A morte anunciada da Cosac Naify
Do catálogo cheio de boa ficção, boa teoria e livros de arte primorosos, tudo o que foi publicado pela editora poderia figurar nas estantes dos que amam livros.
Era uma prática comum no departamento: alguém via o anúncio de descontos da Cosac Naify e corria pelas baias avisando os demais. Aguardávamos o horário em que as vendas se iniciavam, depois aguardávamos os pacotes gordinhos chegarem em casa, depois levávamos os livros pro trabalho pra cheirá-los juntos, depois comentávamos sobre o dia em que chegasse nossa aposentadoria, quando finalmente poderíamos ler aquele tijolo do Dickens, todo o Vila-Matas e os russos. Os Zambra, devorávamos como banquetes.
Creio que todo editor um dia sonhou trabalhar na Cosac, assim como todo leitor um dia xingou a edição de Bartleby deles. Ninguém nunca engoliu aquele “Acho melhor não” em vez do “Prefiro não fazer” de outras traduções, e a brincadeira de ter que cortar as folhas perdeu a graça logo na terceira página. Sem contar que o livro mofava toda semana. Outro alvo de reclamações era uma edição do Henry James, de páginas e tipografias cinzas e prateadas, o que tornava a leitura um suplício. Mas fora esses — ou a eventual dificuldade de se manter um Faulkner inteiramente aberto — os livros da Cosac costumam ser como doces numa vitrine: impecáveis e deliciosos.
Do catálogo cheio de boa ficção, boa teoria e livros de arte primorosos, tudo o que foi publicado pela Cosac poderia figurar nas estantes de nós que amamos livros. Essa semana deparei com um texto que levanta algumas questões sobre ebooks — ao contrário do que a maioria do público leitor em geral pensa, os digitais não são a causa das dificuldades do mercado editorial brasileiro — e sua estagnação em vendas mundo afora. Dentre os argumentos para se tentar mapear os problemas, a diagramação “feia” e monótona era uma delas. O texto faz um paralelo entre música digital e seu consumo e os livros virtuais. É claro que os livros físicos podem eventualmente ser superados, como tantos outros suportes já o foram, mas por enquanto o hábito de leitura ainda está bastante atrelado a um formato e um conforto que os livros de papel oferecem. Isso faz com que a notícia do encerramento das atividades da Cosac pese ainda mais pra quem tem um certo fetiche estético. Se lá em cima eu disse que editores têm essa mania de cheirar livros, imagine que somos capazes de implicar e/ou nos deleitar com uma infinidade de detalhes que nos fariam parecer tarados. Talvez sejamos.

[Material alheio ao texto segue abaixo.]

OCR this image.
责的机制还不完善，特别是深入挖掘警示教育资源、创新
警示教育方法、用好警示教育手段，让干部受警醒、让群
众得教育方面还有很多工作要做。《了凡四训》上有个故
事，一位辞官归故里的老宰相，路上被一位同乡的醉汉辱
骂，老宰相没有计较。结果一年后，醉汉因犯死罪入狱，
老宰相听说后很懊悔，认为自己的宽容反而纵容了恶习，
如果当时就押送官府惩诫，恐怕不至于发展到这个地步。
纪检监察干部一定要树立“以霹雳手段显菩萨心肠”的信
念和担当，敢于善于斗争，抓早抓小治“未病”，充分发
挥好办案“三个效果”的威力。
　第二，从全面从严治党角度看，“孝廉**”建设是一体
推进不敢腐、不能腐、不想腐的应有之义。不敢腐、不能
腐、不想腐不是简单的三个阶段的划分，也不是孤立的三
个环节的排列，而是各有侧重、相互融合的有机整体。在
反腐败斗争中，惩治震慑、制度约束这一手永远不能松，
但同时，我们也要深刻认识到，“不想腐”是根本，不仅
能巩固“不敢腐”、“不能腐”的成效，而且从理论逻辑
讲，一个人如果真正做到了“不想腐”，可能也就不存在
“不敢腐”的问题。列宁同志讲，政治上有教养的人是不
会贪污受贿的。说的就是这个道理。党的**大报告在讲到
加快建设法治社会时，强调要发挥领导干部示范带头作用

2015 foi um ano ruim para as editoras brasileiras, que sem a venda para os programas de leitura do governo (ou melhor, dos governos, em 3 esferas) viram seus lucros despencarem, e botaram uma porção de nós na fila do FGTS. O anúncio do fim da Cosac se espalhou como antes se fazia o burburinho dos descontos, mas com mais um desânimo e mais um buraco no caminho. Ainda que fossem favas contadas, os milionários à frente do negócio por anos pareceram inabaláveis, quase como mecenas contemporâneos. Conto pelo menos 3 anos comprando livros com até 70% de desconto. A tristeza agora é saber que em breve não os compraremos por preço nenhum. Entre suspiros e mensagens de lamento, ficamos todos nós, sonhadores da terceira idade literária, meio Bartlebys, olhando pra um muro cinzento e sem graça, com aquela música do John Lennon ao fundo: “The dream is over.”
obs. Via Twitter, funcionários da Cosac Naify, e/ou pessoas próximas a eles desmentem a afirmativa de Charles Cosac ao Estadão, de que teria comunicado sua decisão de encerrar as atividades aos seus empregados. Ao que tudo indica, os mesmos receberam a notícia através da matéria no jornal. Tão deprimente quanto o fechamento da editora é essa política sistemática de desrespeito aos funcionários.